Dalla Finlandia alla Polonia

Come nel lungometraggio di Joe Wright, abbiamo a che fare con la giovane Hanna (Esme Creed-Miles, figlia dell'attrice Samantha Morton) e suo padre, Erik Heller (Joel Kinnaman). Lui si prende cura della ragazza da sempre, avendola sottratta a un esperimento e portata con sé nei boschi della Polonia (un leggero spostamento geografico rispetto ai più suggestivi paesaggi finlandesi del prototipo cinematografico). Sono braccati da Marissa Wiegler (Mireille Enos, che ritrova Kinnaman, seppure dall'altro lato della barricata, dopo la chiusura di The Killing). La storia ruota ancora una volta attorno a questo terzetto, ma i tempi dilatati della televisione consentono a Farr di esplorare più nel dettaglio le varie psicologie, in particolare quella di Hanna che al cinema era quasi una macchina per uccidere e basta, mentre qui viene dato maggiore spazio al suo lato "umano" (virgolette obbligatorie poiché la trama orizzontale ruoterà inevitabilmente attorno a ciò che le accadde in tenera età per mano della CIA).

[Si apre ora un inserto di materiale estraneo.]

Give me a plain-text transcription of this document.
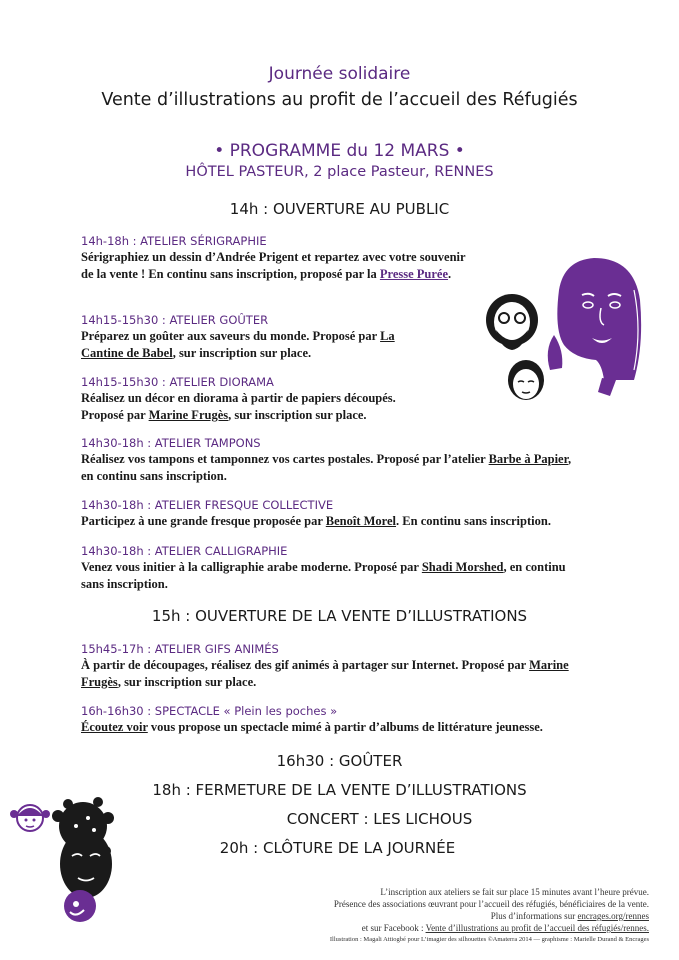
Journée solidaire
Vente d’illustrations au profit de l’accueil des Réfugiés
• PROGRAMME du 12 MARS •
HÔTEL PASTEUR, 2 place Pasteur, RENNES
14h : OUVERTURE AU PUBLIC
14h-18h : ATELIER SÉRIGRAPHIE
Sérigraphiez un dessin d’Andrée Prigent et repartez avec votre souvenir de la vente ! En continu sans inscription, proposé par la Presse Purée.
14h15-15h30 : ATELIER GOÛTER
Préparez un goûter aux saveurs du monde. Proposé par La Cantine de Babel, sur inscription sur place.
14h15-15h30 : ATELIER DIORAMA
Réalisez un décor en diorama à partir de papiers découpés. Proposé par Marine Frugès, sur inscription sur place.
14h30-18h : ATELIER TAMPONS
Réalisez vos tampons et tamponnez vos cartes postales. Proposé par l’atelier Barbe à Papier, en continu sans inscription.
14h30-18h : ATELIER FRESQUE COLLECTIVE
Participez à une grande fresque proposée par Benoît Morel. En continu sans inscription.
14h30-18h : ATELIER CALLIGRAPHIE
Venez vous initier à la calligraphie arabe moderne. Proposé par Shadi Morshed, en continu sans inscription.
15h : OUVERTURE DE LA VENTE D’ILLUSTRATIONS
15h45-17h : ATELIER GIFS ANIMÉS
À partir de découpages, réalisez des gif animés à partager sur Internet. Proposé par Marine Frugès, sur inscription sur place.
16h-16h30 : SPECTACLE « Plein les poches »
Écoutez voir vous propose un spectacle mimé à partir d’albums de littérature jeunesse.
16h30 : GOÛTER
18h : FERMETURE DE LA VENTE D’ILLUSTRATIONS
CONCERT : LES LICHOUS
20h : CLÔTURE DE LA JOURNÉE
L’inscription aux ateliers se fait sur place 15 minutes avant l’heure prévue.
Présence des associations œuvrant pour l’accueil des réfugiés, bénéficiaires de la vente.
Plus d’informations sur encrages.org/rennes
et sur Facebook : Vente d’illustrations au profit de l’accueil des réfugiés/rennes.
Illustration : Magali Attiogbé pour L’imagier des silhouettes ©Amaterra 2014 — graphisme : Marielle Durand & Encrages
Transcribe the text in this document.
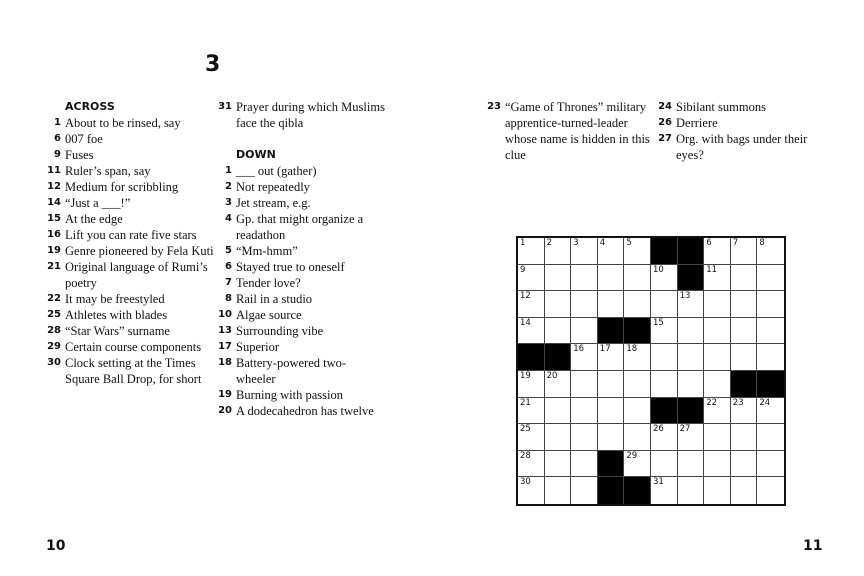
3
ACROSS
1 About to be rinsed, say
6 007 foe
9 Fuses
11 Ruler’s span, say
12 Medium for scribbling
14 “Just a ___!”
15 At the edge
16 Lift you can rate five stars
19 Genre pioneered by Fela Kuti
21 Original language of Rumi’s poetry
22 It may be freestyled
25 Athletes with blades
28 “Star Wars” surname
29 Certain course components
30 Clock setting at the Times Square Ball Drop, for short
31 Prayer during which Muslims face the qibla
DOWN
1 ___ out (gather)
2 Not repeatedly
3 Jet stream, e.g.
4 Gp. that might organize a readathon
5 “Mm-hmm”
6 Stayed true to oneself
7 Tender love?
8 Rail in a studio
10 Algae source
13 Surrounding vibe
17 Superior
18 Battery-powered two-wheeler
19 Burning with passion
20 A dodecahedron has twelve
23 “Game of Thrones” military apprentice-turned-leader whose name is hidden in this clue
24 Sibilant summons
26 Derriere
27 Org. with bags under their eyes?
1 2 3 4 5	6 7 8
9	10	11
12	13
14	15
16 17 18
19 20
21	22 23 24
25	26 27
28	29
30	31
10	11
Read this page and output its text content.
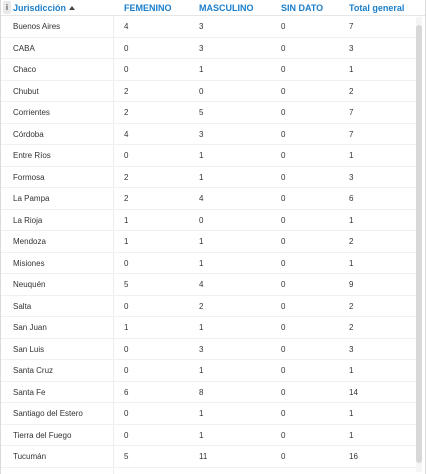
i Jurisdicción	FEMENINO	MASCULINO	SIN DATO	Total general
Buenos Aires	4	3	0	7
CABA	0	3	0	3
Chaco	0	1	0	1
Chubut	2	0	0	2
Corrientes	2	5	0	7
Córdoba	4	3	0	7
Entre Ríos	0	1	0	1
Formosa	2	1	0	3
La Pampa	2	4	0	6
La Rioja	1	0	0	1
Mendoza	1	1	0	2
Misiones	0	1	0	1
Neuquén	5	4	0	9
Salta	0	2	0	2
San Juan	1	1	0	2
San Luis	0	3	0	3
Santa Cruz	0	1	0	1
Santa Fe	6	8	0	14
Santiago del Estero	0	1	0	1
Tierra del Fuego	0	1	0	1
Tucumán	5	11	0	16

Laddove Saoirse Ronan optava per una performance quasi aliena, da un altro mondo, abbinata all'approccio fiabesco di Wright che aveva preso una classica premessa action per poi rielaborarla come se fosse un testo dei fratelli Grimm, Creed-Miles dà al personaggio del titolo un'aura leggermente più "terra terra", nell'ambito di un'atmosfera generalmente più verosimile.
Può darsi che gli elementi da fiaba dark facciano capolino negli episodi successivi (dipenderà soprattutto dalla presenza o meno di una delle location del film), ma per quanto riguarda la prima ora siamo più in territorio da spy story tradizionale, accentuato dal volto stanco di Kinnaman, portatore di segreti che dovranno riemergere con risultati disastrosi. Un volto che, a giudicare dall'impostazione di questo primo episodio, avrà uno spazio paragonabile a quello della protagonista e dell'antagonista, un triangolo recitativo che accentuerà il pathos dietro gli inseguimenti e le sparatorie.